The good news, according to Stukenborg, is that it will remain in the U.S., moving to the New York City area for its 2018 edition. The Nassau Memorial Coliseum in Uniondale, N.Y., long the time of the NHL’s Islanders until the team moved to Brooklyn for the 2015-16 season, is expected to be the tournament’s new home.
It seemed inevitable something was going to happen when GF Sports Inc., bought the event in 2015. The president of the company is Jerry Solomon, the man behind the annual World Tennis Day exhibition event at Madison Square Garden that began with the memorable Sampras vs. Federer match more than a decade ago.
The social-media side of the tournament immediately stepped up. No doubt the company searched for a major title sponsor for the tournament, something it hadn’t had since 2011. Technically, the San Jose event was transferred to Memphis while the Memphis event itself, which had hosted a concurrent women’s tournament since 2002, saw both relocated to Brazil (the women’s tournament there only lasted a couple of years, and moved on to Budapest in 2017). The year before that, the ATP stop in Los Angeles had been bought and relocated to Bogotá, Colombia.
According to Stukeborg, GF Sports is the tournament’s third owner since 2013; the USTA stepped in to buy it at one point, with the interest of keeping it in the U.S after the number of the tournaments has dwindled alarmingly over the years.
During the years American star Andy Roddick faithfully turned up, the tournament survived. But after his retirement, with no marquee American player to help ticket sales; it struggled. Stukeborg writes that the tournament lost $1 million each of the last two years GF Sports has owned it. Kei Nishikori, who won the event four times from 2013-16, didn’t play this year so, officially, American Ryan Harrison will be the final champion in the history of the tournament.
The Racquet Club of Memphis is believed to be the last private tennis club to host a tour event; the requirements of top-level tennis over the years have far outgrown the dimensions of what a private club can provide.
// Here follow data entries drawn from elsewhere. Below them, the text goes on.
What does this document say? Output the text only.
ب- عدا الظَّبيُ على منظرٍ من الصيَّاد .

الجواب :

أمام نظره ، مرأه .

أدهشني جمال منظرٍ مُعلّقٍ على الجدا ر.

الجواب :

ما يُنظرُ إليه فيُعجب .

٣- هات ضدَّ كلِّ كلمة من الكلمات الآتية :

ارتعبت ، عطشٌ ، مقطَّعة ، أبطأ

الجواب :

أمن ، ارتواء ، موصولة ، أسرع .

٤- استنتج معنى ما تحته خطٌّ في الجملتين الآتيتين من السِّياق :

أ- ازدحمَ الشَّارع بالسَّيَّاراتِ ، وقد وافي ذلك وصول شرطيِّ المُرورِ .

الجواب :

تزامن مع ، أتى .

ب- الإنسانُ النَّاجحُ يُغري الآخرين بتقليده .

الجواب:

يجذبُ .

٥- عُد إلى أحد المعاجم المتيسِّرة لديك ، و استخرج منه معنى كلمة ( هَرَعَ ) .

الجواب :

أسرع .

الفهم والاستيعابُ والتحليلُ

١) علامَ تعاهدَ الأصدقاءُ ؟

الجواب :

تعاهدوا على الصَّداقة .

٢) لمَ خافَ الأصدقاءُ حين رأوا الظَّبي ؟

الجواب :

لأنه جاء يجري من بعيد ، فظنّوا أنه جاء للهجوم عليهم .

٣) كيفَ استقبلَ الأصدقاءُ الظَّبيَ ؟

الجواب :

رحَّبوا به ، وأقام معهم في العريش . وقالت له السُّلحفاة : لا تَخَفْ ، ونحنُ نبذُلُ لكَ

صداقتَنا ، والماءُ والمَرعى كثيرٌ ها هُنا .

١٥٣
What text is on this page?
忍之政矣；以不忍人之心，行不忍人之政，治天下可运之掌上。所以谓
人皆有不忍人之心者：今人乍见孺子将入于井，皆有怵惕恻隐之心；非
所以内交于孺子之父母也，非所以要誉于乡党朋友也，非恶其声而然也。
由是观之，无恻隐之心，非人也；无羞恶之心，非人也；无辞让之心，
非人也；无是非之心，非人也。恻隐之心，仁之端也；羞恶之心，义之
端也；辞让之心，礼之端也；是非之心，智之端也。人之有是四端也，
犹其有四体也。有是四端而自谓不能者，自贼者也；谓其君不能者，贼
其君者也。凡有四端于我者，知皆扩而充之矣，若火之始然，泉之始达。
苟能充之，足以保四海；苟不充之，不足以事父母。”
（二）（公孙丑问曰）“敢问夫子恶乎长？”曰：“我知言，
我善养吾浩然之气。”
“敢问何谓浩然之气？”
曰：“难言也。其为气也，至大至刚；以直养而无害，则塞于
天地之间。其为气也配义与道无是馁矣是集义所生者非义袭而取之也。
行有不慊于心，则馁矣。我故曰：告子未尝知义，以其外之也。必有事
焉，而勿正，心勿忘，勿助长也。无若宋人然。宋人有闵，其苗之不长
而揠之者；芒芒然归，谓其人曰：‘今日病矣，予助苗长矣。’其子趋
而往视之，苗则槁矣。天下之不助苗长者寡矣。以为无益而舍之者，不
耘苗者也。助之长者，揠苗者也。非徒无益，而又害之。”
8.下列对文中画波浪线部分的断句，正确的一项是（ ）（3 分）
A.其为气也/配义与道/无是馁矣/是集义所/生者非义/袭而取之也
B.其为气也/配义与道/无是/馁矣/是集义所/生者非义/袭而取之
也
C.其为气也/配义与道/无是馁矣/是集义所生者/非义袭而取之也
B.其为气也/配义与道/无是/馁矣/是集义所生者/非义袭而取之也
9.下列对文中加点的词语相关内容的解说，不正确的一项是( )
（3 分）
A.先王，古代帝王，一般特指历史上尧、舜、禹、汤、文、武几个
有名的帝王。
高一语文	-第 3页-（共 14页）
In moving, as reported, to the Nassau Coliseum, it becomes a completely different event, but one that has access to a massive potential market in the New York City area. Other than the U.S. Open every summer, there are no other pro tennis opportunities for a market of 20 million people. Then again, the Los Angeles market, and its 13 million, boasts neither a men’s nor a women’s event at this point.
Some European events are hosted in indoor arenas, which usually mean the second match court is tucked away somewhere and practice courts are a challenge. But they find a way to make it work.
For one year in 1990, the ATP even hosted a winter indoor event in Toronto, won by Ivan Lendl. Here’s what the SkyDome (now the Rogers Centre) looked like:
The same company also acquired the July ATP stop in Atlanta, which had been purchased by the USTA in 2009 (in a similar effort to keep the license from being acquired by another country). It was relocated from its longtime home in Indianapolis. It’ll be interesting to see what GF Sports does with that event down the road, although the site there is superb and it does have a title sponsor in BB&T.